Debt consolidation is nothing more than a con because you think you're starting with a clean slate. But the truth is the debt is still there, as are the habits that caused it—you just moved it! You can’t borrow your way out of debt in the same way you can’t get out of a hole by digging out the bottom. Getting out of debt isn’t quick or easy, but it’s the first step to achieving lasting financial health.
Dave Ramsey’s trained financial coaches will never recommend debt consolidation to a client. Why? Because debt consolidation doesn’t work. Let’s find out why.
Related: Read about more debt myths in Dave Ramsey’s best-selling book: The Total Money Makeover.
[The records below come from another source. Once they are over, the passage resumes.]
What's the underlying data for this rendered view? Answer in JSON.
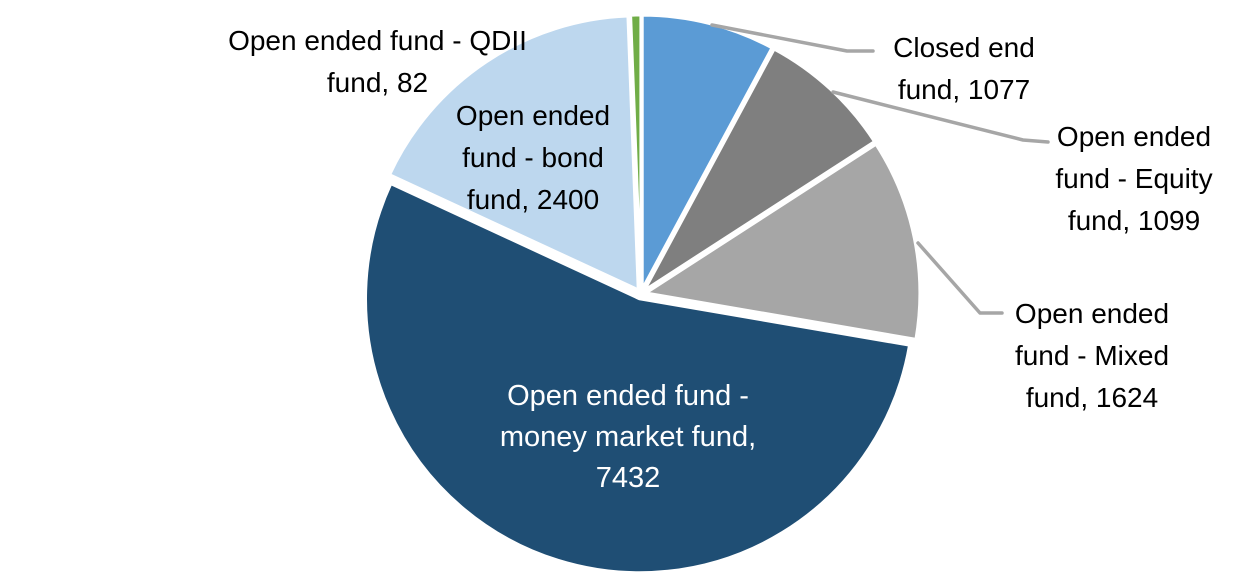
{
  "chart_data": {
    "type": "pie",
    "start_angle_deg": 0,
    "direction": "clockwise",
    "background_color": "#FFFFFF",
    "outside_label_text_color": "#000000",
    "inside_label_text_color": "#FFFFFF",
    "leader_line_color": "#A6A6A6",
    "slice_border_color": "#FFFFFF",
    "slices": [
      {
        "name": "Closed end fund",
        "value": 1077,
        "color": "#5B9BD5",
        "label_placement": "outside",
        "label_lines": [
          "Closed end",
          "fund, 1077"
        ]
      },
      {
        "name": "Open ended fund - Equity fund",
        "value": 1099,
        "color": "#7F7F7F",
        "label_placement": "outside",
        "label_lines": [
          "Open ended",
          "fund - Equity",
          "fund, 1099"
        ]
      },
      {
        "name": "Open ended fund - Mixed fund",
        "value": 1624,
        "color": "#A6A6A6",
        "label_placement": "outside",
        "label_lines": [
          "Open ended",
          "fund - Mixed",
          "fund, 1624"
        ]
      },
      {
        "name": "Open ended fund - money market fund",
        "value": 7432,
        "color": "#1F4E74",
        "label_placement": "inside",
        "label_lines": [
          "Open ended fund -",
          "money market fund,",
          "7432"
        ]
      },
      {
        "name": "Open ended fund - bond fund",
        "value": 2400,
        "color": "#BDD7EE",
        "label_placement": "outside",
        "label_lines": [
          "Open ended",
          "fund - bond",
          "fund, 2400"
        ]
      },
      {
        "name": "Open ended fund - QDII fund",
        "value": 82,
        "color": "#70AD47",
        "label_placement": "outside",
        "label_lines": [
          "Open ended fund - QDII",
          "fund, 82"
        ]
      }
    ]
  }
}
What Is Debt Consolidation?

So what is debt consolidation anyway? It simply means you’re taking out one loan to pay off a bunch of loans—or consolidating the debt to one payment. It’s typically considered for people who have high consumer debt.
But most of the time, after someone consolidates their debt, the debt grows back. Why? They still don’t have a game plan to pay cash and spend less. They also probably haven’t saved for all of the “unexpected events,” which will eventually become debt too. In other words, the good money habits for staying out of debt and building wealth aren’t there—their behavior hasn’t changed—so it’s extremely likely they will go right back into debt.
Debt consolidation seems appealing because, in most cases, there’s a lower interest rate on parts of the debt, and it usually includes a lower payment. But, in almost every case, the lower payment exists because the term gets extended, not because the debt is less. So if you stay in debt longer, you get a lower payment, but then you pay the lender more. Even worse, in some cases the interest rate is actually higher, meaning that you’re paying even more in the long term.
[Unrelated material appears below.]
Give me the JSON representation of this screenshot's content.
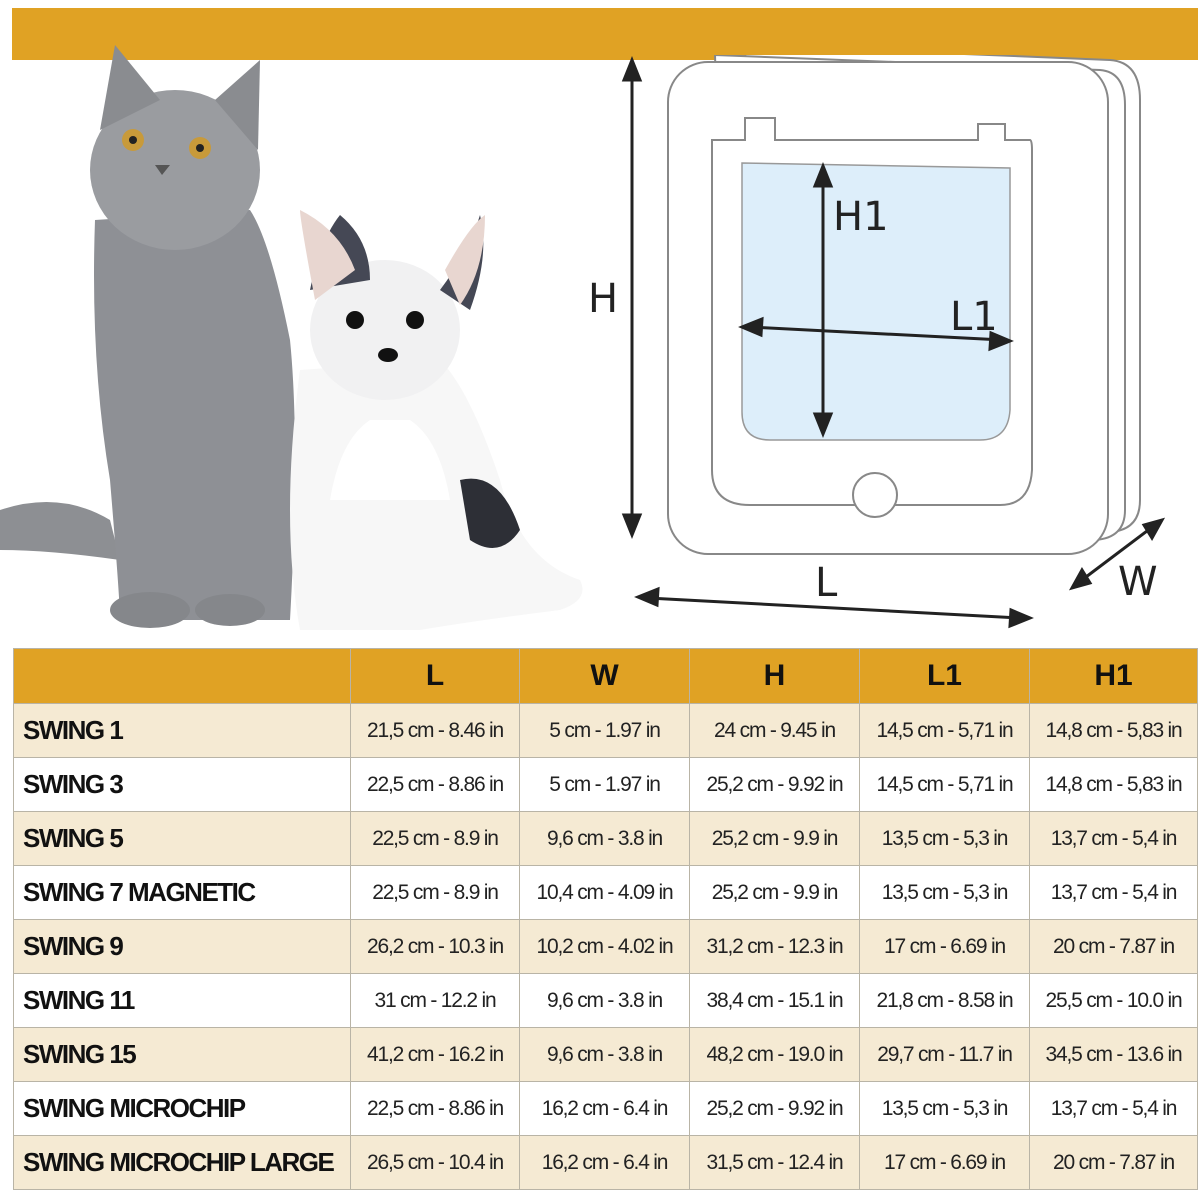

Debt Consolidation Example

Let’s say you have $30,000 in unsecured debt, including a two-year loan for $10,000 at 12%, and a four-year loan for $20,000 at 10%. Your monthly payment on the first loan is $517, and the payment on the second one is $583. That’s a total payment of $1,100 per month.
The debt consolidation company says they can lower your payment to $640 per month and your interest rate to 9% by negotiating with your creditors and rolling the loans together into one. Sounds great, doesn’t it? Who wouldn’t want to pay $460 less per month in payments?
But they don’t tell you that it will now take you six years to pay off the loan. This may not sound that bad until you realize how much more you will actually pay in additional payments. You will now pay $46,080 to pay off the new loan versus $40,392 for the original loans, even with the lower interest rate of 9%. This means you paid $5,688 more for the “lower payment.” Not such a good deal after all.

The Real Way to Get Out of Debt

The answer isn’t the interest rate. It’s a complete change in how you view debt. You get out of debt by changing your habits. Commit to getting on a written game plan and sticking to it. Get an extra job to bring in more money, and start paying off the debt. Live on less than you make. And, finally, stay away from debt consolidation!